Brisbee arranges for the inauguration to take place just outside the mine since it's “a symbol of the town's prosperous future.” As he ceremoniously passes off the key to the city, he makes sure that he gets Anglebolt to stand directly in sight of Lacey, who hides in the mine with a rifle. However, Lacey's injuries, combined with an untimely glint of sunlight in his scope, cause him to miss his target and strike Brisbee directly in the heart!

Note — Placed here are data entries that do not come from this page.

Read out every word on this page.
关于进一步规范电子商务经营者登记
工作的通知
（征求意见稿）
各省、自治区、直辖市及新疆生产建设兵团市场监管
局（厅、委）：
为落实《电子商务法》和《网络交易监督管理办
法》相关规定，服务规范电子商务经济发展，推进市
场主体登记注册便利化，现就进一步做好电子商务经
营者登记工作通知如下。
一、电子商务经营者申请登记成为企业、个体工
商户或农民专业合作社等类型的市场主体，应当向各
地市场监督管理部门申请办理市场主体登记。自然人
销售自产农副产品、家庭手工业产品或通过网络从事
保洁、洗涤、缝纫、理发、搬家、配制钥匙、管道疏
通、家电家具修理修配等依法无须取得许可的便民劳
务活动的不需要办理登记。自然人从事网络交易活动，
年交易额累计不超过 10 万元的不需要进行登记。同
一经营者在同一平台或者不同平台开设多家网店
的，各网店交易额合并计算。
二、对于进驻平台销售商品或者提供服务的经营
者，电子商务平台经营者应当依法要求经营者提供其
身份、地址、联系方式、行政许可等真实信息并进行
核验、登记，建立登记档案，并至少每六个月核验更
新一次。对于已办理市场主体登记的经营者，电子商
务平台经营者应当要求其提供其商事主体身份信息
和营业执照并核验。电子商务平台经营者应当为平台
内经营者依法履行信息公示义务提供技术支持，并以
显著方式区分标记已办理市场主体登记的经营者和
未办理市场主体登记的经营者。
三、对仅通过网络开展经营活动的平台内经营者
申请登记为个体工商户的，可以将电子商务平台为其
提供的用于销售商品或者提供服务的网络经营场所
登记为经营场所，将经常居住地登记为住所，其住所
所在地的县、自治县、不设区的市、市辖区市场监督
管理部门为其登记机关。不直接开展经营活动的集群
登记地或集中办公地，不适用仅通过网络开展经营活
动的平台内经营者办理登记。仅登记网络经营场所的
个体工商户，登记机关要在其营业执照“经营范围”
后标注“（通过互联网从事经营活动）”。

At that very moment, Doogal arrives at the ceremony and steps out of his carriage with a theatrical flourish. Unfortunately he does this precisely as Brisbee is shot, appearing to have signaled the attack, and the Sheriff immediately takes him back into custody for murder.

The Aftermath
[Brisbee – 3 black]
[Doogal – 10 black]
[Lacey – 3 white]
[Anglebolt – 15 white]

As Brisbee lies dying on the ground, with nobody around caring all that much, he thinks to himself that if he were to be involved with further crimes, he probably ought to just leave it up to the professionals.

Doogal calls in his favor with Anglebolt and is soon after released again. He decides it might be best to move his enterprises to a different town.

Lacey lies injured in the mine, fleeing further inside to avoid the authorities. With nothing left to lose, he searches for Anglebolt's mysterious crate. Locating it, he uncovers the 12-pound Mountain Howitzer. In a blaze of fury, he arms it and fires into one of the mine's primary support structures, causing water to rush in and bringing the whole thing down around him and his enemies!

Except that Anglebolt is long gone. Settling nicely into his new position as Mayor, he's surprised to discover that some insurance policies he held on the recently collapsed mine will be paying him substantial dividends, and he uses them to help fund a new railway and usher in a golden age for Pendleton! Sometimes he wonders what ever happened to his old war buddy Lacey though.